# Back From The Past Once in A Lifetime Opportunity Metron Bicycle Engine German Design



## bikebug (Jun 24, 2015)

The Metrom Bicycle Engine (Back form the Past) GERMAN DESIGN.
Have just purchased the stock from the factory. 

​This is a once in a lifetime opportunity to get one of these little jewels.

The NOS/NIB Bicycle Engine Kits were manufactured by the State Factory Metrom / Brasov and its are still in original box packed. 
The motors are NEW still in its original box, complete with all its useful pieces for installation on a standard bicycle man/woman from 26' or 28 '.   
The engine was made in a limited series - in the end of  '90s - by the Arms Factory "Metrom"/Brasov – Romania.
The Factory Metrom was part of the State Group "RomArm" - specialized in the production of light and heavy weapons.
The Metrom Brasov Engine Factory has a long tradition in the production of engines for motorcycles and bicycles too.
The Factory "Metrom" was in Romania what the "Garelli"/Mosquito was in Italy, the "Jlo Werke" was in Germany  or the "Whizzer" or the "Sears Free Spirit"/"Bike Bug" was in USA.
The bicycle motor "Metrom" was produced in 1000 units to be used inside the Military Airports and, in limited quantities' (only 700 units), to be sold on the German market.
The engine is an extraordinary piece.
Unique in its kind.
It was created with the technology of armaments:










- Light and fast: made with special alloy with high resistance.
- Durable: made to last in tough conditions of use.
- Easy to disassemble / reassemble.
35 cc engine, equipped with automatic centrifugal clutch in oil bath, carburetor manufactured under license dell'Orto, electronic ignition, gas tank and all parts necessary for assembly. Yes there are Spare Parts (Factory Original) available also.

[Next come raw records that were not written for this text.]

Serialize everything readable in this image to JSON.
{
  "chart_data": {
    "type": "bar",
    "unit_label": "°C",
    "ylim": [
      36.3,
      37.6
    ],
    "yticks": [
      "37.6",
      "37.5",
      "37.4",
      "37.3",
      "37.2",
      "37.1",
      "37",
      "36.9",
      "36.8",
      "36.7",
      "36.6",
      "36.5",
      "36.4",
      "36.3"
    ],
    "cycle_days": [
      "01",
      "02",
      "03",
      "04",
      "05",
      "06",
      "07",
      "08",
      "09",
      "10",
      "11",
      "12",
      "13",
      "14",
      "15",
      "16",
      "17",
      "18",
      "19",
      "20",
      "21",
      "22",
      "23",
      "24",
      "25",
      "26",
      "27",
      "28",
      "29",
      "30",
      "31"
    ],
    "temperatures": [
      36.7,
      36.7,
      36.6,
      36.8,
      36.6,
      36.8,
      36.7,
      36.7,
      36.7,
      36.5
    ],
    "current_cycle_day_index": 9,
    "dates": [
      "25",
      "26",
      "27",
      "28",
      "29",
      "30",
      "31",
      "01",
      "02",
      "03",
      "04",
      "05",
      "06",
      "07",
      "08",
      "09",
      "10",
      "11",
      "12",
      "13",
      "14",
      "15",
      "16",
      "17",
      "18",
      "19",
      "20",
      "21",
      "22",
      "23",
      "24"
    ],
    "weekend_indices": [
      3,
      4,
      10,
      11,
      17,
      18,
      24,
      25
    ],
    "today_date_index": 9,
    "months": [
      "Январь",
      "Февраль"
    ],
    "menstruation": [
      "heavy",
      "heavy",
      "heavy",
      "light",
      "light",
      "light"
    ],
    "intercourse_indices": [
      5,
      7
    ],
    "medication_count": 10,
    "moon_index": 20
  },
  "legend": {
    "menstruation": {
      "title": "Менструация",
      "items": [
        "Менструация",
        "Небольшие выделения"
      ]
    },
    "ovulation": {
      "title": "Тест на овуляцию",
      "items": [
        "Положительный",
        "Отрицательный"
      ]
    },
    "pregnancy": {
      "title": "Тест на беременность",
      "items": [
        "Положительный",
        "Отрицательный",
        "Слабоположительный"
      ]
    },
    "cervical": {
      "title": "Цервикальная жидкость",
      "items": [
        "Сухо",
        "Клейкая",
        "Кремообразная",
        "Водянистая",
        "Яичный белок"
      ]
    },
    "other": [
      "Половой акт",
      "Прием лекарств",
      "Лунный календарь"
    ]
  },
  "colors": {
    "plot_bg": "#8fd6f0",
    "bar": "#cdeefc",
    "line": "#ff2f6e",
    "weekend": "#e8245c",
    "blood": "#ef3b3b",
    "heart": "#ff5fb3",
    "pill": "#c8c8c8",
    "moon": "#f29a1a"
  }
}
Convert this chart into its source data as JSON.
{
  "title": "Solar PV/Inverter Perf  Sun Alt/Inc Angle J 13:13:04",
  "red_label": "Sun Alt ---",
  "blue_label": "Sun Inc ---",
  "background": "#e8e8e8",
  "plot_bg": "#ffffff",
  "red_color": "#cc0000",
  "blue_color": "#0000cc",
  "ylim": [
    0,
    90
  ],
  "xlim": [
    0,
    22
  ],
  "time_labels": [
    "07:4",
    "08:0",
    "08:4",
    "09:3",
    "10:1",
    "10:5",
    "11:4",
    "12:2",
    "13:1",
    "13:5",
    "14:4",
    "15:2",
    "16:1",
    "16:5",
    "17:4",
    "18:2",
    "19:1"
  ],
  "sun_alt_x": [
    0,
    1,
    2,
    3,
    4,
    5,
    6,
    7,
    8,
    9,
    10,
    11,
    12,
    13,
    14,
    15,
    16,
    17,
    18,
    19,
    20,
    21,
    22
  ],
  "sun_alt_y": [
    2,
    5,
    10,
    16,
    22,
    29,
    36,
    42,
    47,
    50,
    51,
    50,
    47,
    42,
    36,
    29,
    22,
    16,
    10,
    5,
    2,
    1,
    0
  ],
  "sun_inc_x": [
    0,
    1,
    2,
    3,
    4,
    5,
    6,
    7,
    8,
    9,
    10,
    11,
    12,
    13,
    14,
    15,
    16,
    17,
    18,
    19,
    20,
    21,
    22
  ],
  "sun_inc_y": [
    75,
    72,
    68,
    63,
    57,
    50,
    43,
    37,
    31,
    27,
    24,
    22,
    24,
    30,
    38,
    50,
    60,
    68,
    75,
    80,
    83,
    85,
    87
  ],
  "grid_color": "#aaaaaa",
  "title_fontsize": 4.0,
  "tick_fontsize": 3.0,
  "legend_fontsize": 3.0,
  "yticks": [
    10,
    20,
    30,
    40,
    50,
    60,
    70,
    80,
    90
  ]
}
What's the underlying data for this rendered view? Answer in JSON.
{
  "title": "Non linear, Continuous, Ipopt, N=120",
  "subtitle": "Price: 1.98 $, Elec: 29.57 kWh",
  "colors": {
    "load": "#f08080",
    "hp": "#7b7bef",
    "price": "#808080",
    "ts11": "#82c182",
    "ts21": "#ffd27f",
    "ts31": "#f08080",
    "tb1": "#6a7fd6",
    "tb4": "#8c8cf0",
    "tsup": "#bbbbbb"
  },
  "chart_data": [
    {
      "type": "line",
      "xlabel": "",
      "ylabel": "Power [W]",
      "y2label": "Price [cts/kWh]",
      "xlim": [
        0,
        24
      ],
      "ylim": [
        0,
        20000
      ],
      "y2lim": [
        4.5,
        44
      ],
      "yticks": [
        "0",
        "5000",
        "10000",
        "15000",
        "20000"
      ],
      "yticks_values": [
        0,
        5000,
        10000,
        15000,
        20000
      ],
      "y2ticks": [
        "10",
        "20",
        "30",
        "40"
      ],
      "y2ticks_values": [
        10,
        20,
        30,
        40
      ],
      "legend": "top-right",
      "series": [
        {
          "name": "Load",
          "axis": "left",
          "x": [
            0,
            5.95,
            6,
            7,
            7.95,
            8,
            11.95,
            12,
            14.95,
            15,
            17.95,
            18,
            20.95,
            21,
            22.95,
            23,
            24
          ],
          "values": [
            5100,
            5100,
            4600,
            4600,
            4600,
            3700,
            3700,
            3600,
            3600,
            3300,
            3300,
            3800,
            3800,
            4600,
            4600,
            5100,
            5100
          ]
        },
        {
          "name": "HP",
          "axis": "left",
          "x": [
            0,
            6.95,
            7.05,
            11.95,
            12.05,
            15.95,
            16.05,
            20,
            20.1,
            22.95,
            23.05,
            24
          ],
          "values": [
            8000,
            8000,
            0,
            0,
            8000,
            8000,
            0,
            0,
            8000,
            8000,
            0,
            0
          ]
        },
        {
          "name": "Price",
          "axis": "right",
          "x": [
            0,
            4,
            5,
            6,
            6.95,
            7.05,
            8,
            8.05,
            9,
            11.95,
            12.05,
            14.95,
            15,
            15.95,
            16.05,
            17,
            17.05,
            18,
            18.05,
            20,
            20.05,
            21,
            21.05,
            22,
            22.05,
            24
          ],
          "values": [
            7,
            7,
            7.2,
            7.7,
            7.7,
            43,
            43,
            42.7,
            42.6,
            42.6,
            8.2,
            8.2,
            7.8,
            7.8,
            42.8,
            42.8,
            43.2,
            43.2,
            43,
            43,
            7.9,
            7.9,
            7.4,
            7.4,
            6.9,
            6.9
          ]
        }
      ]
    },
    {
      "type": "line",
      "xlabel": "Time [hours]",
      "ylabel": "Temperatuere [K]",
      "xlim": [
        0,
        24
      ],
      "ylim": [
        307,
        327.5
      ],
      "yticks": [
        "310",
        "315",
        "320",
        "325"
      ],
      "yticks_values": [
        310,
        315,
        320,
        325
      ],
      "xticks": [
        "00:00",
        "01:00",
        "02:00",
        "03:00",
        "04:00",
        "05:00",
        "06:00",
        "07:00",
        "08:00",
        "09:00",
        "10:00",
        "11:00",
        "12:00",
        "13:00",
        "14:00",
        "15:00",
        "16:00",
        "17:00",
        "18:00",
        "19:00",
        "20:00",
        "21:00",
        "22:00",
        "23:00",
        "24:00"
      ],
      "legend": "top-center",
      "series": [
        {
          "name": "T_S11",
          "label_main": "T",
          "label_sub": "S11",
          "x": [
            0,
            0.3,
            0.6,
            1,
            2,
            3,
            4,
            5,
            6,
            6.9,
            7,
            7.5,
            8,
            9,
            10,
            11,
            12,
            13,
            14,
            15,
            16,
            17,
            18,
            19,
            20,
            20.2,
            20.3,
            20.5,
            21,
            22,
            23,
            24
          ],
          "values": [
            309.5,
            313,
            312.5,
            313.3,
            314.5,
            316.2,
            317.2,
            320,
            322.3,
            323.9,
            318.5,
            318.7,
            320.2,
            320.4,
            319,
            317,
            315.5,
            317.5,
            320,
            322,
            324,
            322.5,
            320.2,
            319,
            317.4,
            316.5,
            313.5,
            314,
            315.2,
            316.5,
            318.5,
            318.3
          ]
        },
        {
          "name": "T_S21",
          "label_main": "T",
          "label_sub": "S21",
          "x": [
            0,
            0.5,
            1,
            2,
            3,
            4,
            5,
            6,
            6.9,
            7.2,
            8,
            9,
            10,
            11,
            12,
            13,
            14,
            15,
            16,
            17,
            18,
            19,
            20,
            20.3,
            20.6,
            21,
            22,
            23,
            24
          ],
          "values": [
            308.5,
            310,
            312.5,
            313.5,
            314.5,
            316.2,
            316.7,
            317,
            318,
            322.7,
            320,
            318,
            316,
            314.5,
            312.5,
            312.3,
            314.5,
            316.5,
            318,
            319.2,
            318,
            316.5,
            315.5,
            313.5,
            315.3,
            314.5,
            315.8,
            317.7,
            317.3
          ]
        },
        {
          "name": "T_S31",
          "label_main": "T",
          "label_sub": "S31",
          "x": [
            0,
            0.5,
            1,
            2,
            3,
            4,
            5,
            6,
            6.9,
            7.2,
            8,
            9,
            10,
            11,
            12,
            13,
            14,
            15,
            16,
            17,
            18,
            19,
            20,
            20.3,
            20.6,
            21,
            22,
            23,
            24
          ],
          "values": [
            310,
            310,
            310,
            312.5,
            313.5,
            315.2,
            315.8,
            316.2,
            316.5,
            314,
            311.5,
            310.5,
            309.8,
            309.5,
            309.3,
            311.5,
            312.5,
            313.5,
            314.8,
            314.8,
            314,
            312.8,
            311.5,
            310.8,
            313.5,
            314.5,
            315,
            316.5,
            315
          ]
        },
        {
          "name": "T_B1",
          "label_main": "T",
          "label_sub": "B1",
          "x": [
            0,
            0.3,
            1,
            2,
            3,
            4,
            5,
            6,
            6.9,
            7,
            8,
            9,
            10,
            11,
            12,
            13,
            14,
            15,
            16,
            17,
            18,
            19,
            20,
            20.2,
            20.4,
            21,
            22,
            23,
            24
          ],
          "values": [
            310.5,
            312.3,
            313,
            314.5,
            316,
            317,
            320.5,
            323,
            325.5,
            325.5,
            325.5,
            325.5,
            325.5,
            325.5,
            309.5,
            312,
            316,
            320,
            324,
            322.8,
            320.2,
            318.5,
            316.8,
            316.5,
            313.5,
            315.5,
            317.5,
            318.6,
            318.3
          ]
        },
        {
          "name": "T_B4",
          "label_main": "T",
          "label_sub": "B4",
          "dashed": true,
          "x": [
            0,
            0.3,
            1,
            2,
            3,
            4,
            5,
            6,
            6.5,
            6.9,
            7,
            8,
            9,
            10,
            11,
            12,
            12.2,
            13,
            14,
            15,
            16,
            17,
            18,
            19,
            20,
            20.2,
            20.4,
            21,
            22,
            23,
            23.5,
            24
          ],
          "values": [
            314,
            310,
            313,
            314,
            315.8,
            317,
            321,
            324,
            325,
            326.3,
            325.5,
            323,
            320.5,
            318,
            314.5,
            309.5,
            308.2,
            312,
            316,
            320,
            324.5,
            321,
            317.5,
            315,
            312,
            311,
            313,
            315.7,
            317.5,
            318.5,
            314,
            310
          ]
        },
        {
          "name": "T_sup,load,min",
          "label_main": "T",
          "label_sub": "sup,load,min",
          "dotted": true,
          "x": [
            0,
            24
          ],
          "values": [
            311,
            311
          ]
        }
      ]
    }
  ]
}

We are gathering a list of interested buyers so we can split the freight form Europe and give everyone the best deal possible.

Please send your address and telephone number to sales@bikebug.net


----------



## thehugheseum (Jun 25, 2015)

what era are these? they look fairly modern,cad plating,plastic.....im just curious


----------



## bricycle (Jun 25, 2015)

thehugheseum said:


> what era are these? they look fairly modern,cad plating,plastic.....im just curious




 end of the 1990's...see in original post...


----------



## Iverider (Jun 25, 2015)

Seems like a classified ad to me. Price?


----------



## thehugheseum (Jun 25, 2015)

doh! shoulda read the ad better.....im feeling so much older realizing the 1990s is a long time ago!


----------



## Iverider (Jun 25, 2015)

Yeah. Turn of the century bikes are only 15 years old!


----------